We often don’t look at the things around us that we see each day and observe the different textures they are made of. I wanted to take a series of photos which reflects the different patterns, colours and depth of some of the items we see each day but pay little attention to. Often textures in these industrial products seem cold and not as warm as those of the natural world, but using different light and different angles, you can begin to appreciate that even cold surfaces can be warm.
All three photos in this series were taken using a Cannon EOS5D Mark II on a 40mm lens.
The first image, ‘Benchlines’, was taken in the early afternoon using the light from shadows of the surrounding trees.
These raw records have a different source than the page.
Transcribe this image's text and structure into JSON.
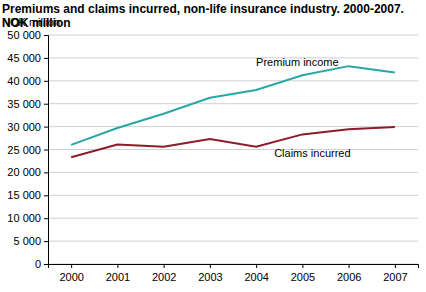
{
  "chart_data": {
    "type": "line",
    "title": "Premiums and claims incurred, non-life insurance industry. 2000-2007. NOK million",
    "y_label": "NOK million",
    "categories": [
      "2000",
      "2001",
      "2002",
      "2003",
      "2004",
      "2005",
      "2006",
      "2007"
    ],
    "series": [
      {
        "name": "Premium income",
        "color": "#2aa6a4",
        "values": [
          26000,
          29700,
          32800,
          36300,
          38000,
          41200,
          43200,
          41800
        ]
      },
      {
        "name": "Claims incurred",
        "color": "#8c1c2c",
        "values": [
          23300,
          26100,
          25600,
          27300,
          25600,
          28300,
          29400,
          29900
        ]
      }
    ],
    "ylim": [
      0,
      50000
    ],
    "yticks": [
      0,
      {
        "value": 5000,
        "label": "5 000"
      },
      {
        "value": 10000,
        "label": "10 000"
      },
      {
        "value": 15000,
        "label": "15 000"
      },
      {
        "value": 20000,
        "label": "20 000"
      },
      {
        "value": 25000,
        "label": "25 000"
      },
      {
        "value": 30000,
        "label": "30 000"
      },
      {
        "value": 35000,
        "label": "35 000"
      },
      {
        "value": 40000,
        "label": "40 000"
      },
      {
        "value": 45000,
        "label": "45 000"
      },
      {
        "value": 50000,
        "label": "50 000"
      }
    ],
    "grid": true
  }
}
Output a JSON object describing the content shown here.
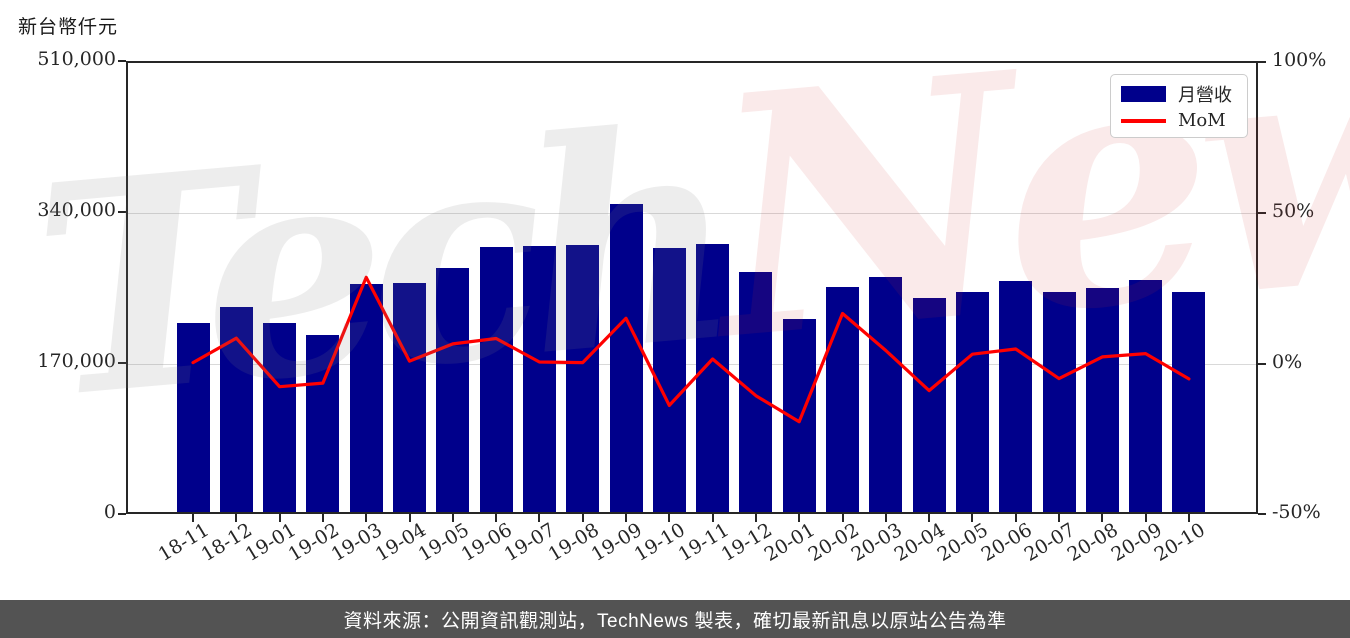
{
  "y_axis_title": "新台幣仟元",
  "legend": {
    "items": [
      {
        "label": "月營收",
        "type": "bar",
        "color": "#00008B"
      },
      {
        "label": "MoM",
        "type": "line",
        "color": "#FF0000"
      }
    ],
    "position": "upper-right"
  },
  "watermark": {
    "tech": "Tech",
    "news": "News"
  },
  "footer": {
    "text": "資料來源：公開資訊觀測站，TechNews 製表，確切最新訊息以原站公告為準",
    "background": "#535353"
  },
  "colors": {
    "bar": "#00008B",
    "line": "#FF0000",
    "axis": "#262626",
    "grid": "#d9d9d9"
  },
  "chart_data": {
    "type": "bar",
    "title": "",
    "xlabel": "",
    "ylabel": "新台幣仟元",
    "categories": [
      "18-11",
      "18-12",
      "19-01",
      "19-02",
      "19-03",
      "19-04",
      "19-05",
      "19-06",
      "19-07",
      "19-08",
      "19-09",
      "19-10",
      "19-11",
      "19-12",
      "20-01",
      "20-02",
      "20-03",
      "20-04",
      "20-05",
      "20-06",
      "20-07",
      "20-08",
      "20-09",
      "20-10"
    ],
    "series": [
      {
        "name": "月營收",
        "type": "bar",
        "axis": "left",
        "color": "#00008B",
        "values": [
          215000,
          233000,
          215000,
          201000,
          258500,
          260500,
          277500,
          300500,
          302000,
          303000,
          348500,
          300000,
          304500,
          272000,
          219500,
          256000,
          267000,
          243000,
          250500,
          262500,
          249500,
          255000,
          263500,
          250000
        ]
      },
      {
        "name": "MoM",
        "type": "line",
        "axis": "right",
        "color": "#FF0000",
        "values": [
          0.3,
          8.4,
          -7.7,
          -6.5,
          28.6,
          0.8,
          6.5,
          8.3,
          0.5,
          0.3,
          15.0,
          -13.9,
          1.5,
          -10.7,
          -19.3,
          16.6,
          4.3,
          -9.0,
          3.1,
          4.8,
          -5.0,
          2.2,
          3.3,
          -5.1
        ]
      }
    ],
    "left_axis": {
      "ticks": [
        "510,000",
        "340,000",
        "170,000",
        "0"
      ],
      "tick_values": [
        510000,
        340000,
        170000,
        0
      ],
      "min": 0,
      "max": 510000
    },
    "right_axis": {
      "ticks": [
        "100%",
        "50%",
        "0%",
        "-50%"
      ],
      "tick_values": [
        100,
        50,
        0,
        -50
      ],
      "min": -50,
      "max": 100
    },
    "grid": "horizontal",
    "gridline_values_pct": [
      50,
      0
    ],
    "legend_position": "upper-right"
  }
}
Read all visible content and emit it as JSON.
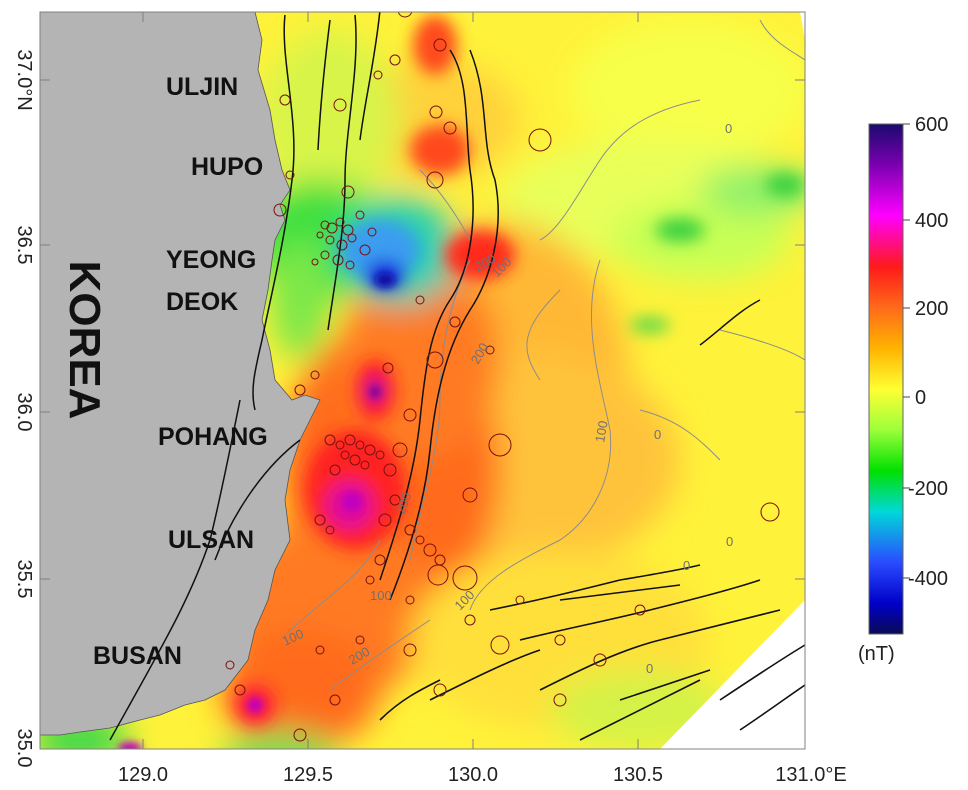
{
  "map": {
    "country_label": "KOREA",
    "place_labels": [
      "ULJIN",
      "HUPO",
      "YEONG",
      "DEOK",
      "POHANG",
      "ULSAN",
      "BUSAN"
    ],
    "lat_ticks": [
      "37.0°N",
      "36.5",
      "36.0",
      "35.5",
      "35.0"
    ],
    "lon_ticks": [
      "129.0",
      "129.5",
      "130.0",
      "130.5",
      "131.0°E"
    ],
    "contour_labels": [
      "0",
      "0",
      "0",
      "0",
      "0",
      "100",
      "100",
      "100",
      "100",
      "100",
      "200",
      "200",
      "200",
      "200"
    ],
    "colors": {
      "land": "#b4b4b4",
      "fault_line": "#111111",
      "earthquake_circle": "#7a1010"
    }
  },
  "colorbar": {
    "unit": "(nT)",
    "ticks": [
      "600",
      "400",
      "200",
      "0",
      "-200",
      "-400"
    ],
    "colors": [
      "#1a0a6e",
      "#7a00b0",
      "#ff00ff",
      "#ff1a1a",
      "#ff6a1a",
      "#ffb300",
      "#ffff33",
      "#9cff3a",
      "#00e000",
      "#00d8d8",
      "#2a4bff",
      "#0000c8",
      "#0a0a55"
    ]
  }
}
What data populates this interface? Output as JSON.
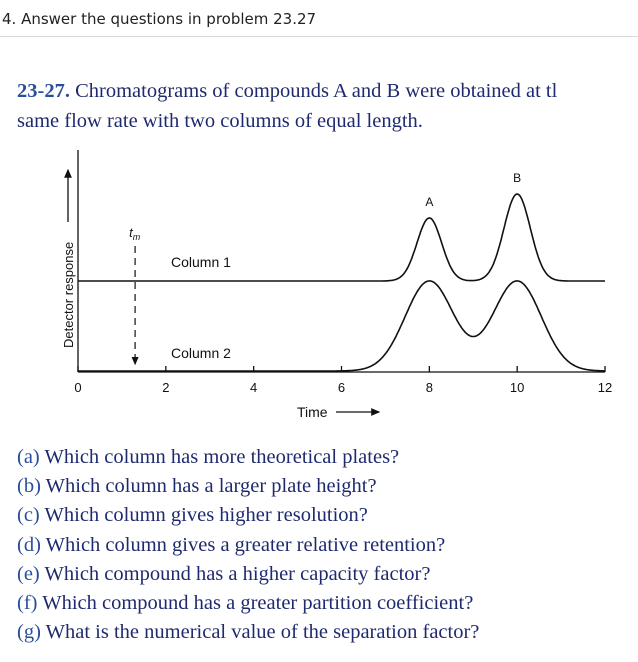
{
  "header": "4. Answer the questions in problem 23.27",
  "problem": {
    "number": "23-27.",
    "line1": "Chromatograms of compounds A and B were obtained at tl",
    "line2": "same flow rate with two columns of equal length."
  },
  "figure": {
    "y_label": "Detector response",
    "x_label": "Time",
    "tm_label": "t",
    "tm_sub": "m",
    "column1_label": "Column 1",
    "column2_label": "Column 2",
    "peak_a_label": "A",
    "peak_b_label": "B",
    "x_ticks": [
      "0",
      "2",
      "4",
      "6",
      "8",
      "10",
      "12"
    ],
    "xlim": [
      0,
      12
    ],
    "t_m": 1.3,
    "column1": {
      "baseline": 0.62,
      "peaks": [
        {
          "name": "A",
          "t": 8.0,
          "height": 0.42,
          "sigma": 0.28
        },
        {
          "name": "B",
          "t": 10.0,
          "height": 0.58,
          "sigma": 0.3
        }
      ]
    },
    "column2": {
      "baseline": 0.0,
      "peaks": [
        {
          "name": "A",
          "t": 8.0,
          "height": 0.6,
          "sigma": 0.55
        },
        {
          "name": "B",
          "t": 10.0,
          "height": 0.6,
          "sigma": 0.55
        }
      ]
    }
  },
  "questions": [
    {
      "label": "(a)",
      "text": "Which column has more theoretical plates?"
    },
    {
      "label": "(b)",
      "text": "Which column has a larger plate height?"
    },
    {
      "label": "(c)",
      "text": "Which column gives higher resolution?"
    },
    {
      "label": "(d)",
      "text": "Which column gives a greater relative retention?"
    },
    {
      "label": "(e)",
      "text": "Which compound has a higher capacity factor?"
    },
    {
      "label": "(f)",
      "text": "Which compound has a greater partition coefficient?"
    },
    {
      "label": "(g)",
      "text": "What is the numerical value of the separation factor?"
    }
  ]
}
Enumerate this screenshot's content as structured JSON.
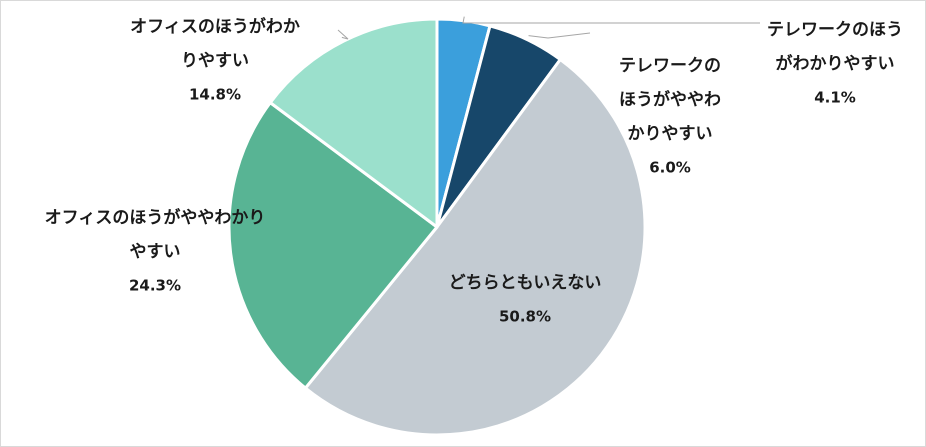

It was taken on a shutter speed of 1/640 sec, with an aperture of f/3.2. The image was taken in colour and then edited in black-and-white. Changing the colour meant the coldness of the stainless steel became warmer and allowed the details of the lines of the bench to be more visible.
The second image, ‘Tread’, was taken on a shutter speed of 1/60 sec, with an aperture of f/4. The image was of a tyre of a wrecked-out car, which I edited out of the image to focus on the patterns and the depth of the actual tyre tread.
The third image, ‘Neglected’, is of the side of a burnt-out and rusted car which was left in bushland near our house. The picture was taken on a shutter speed of 1/125 sec, with an aperture of f/4. By zooming in and cropping the image, it makes the small grains of orange rust pop out against the flat iron surface. The colours make this hard surface warm and bright.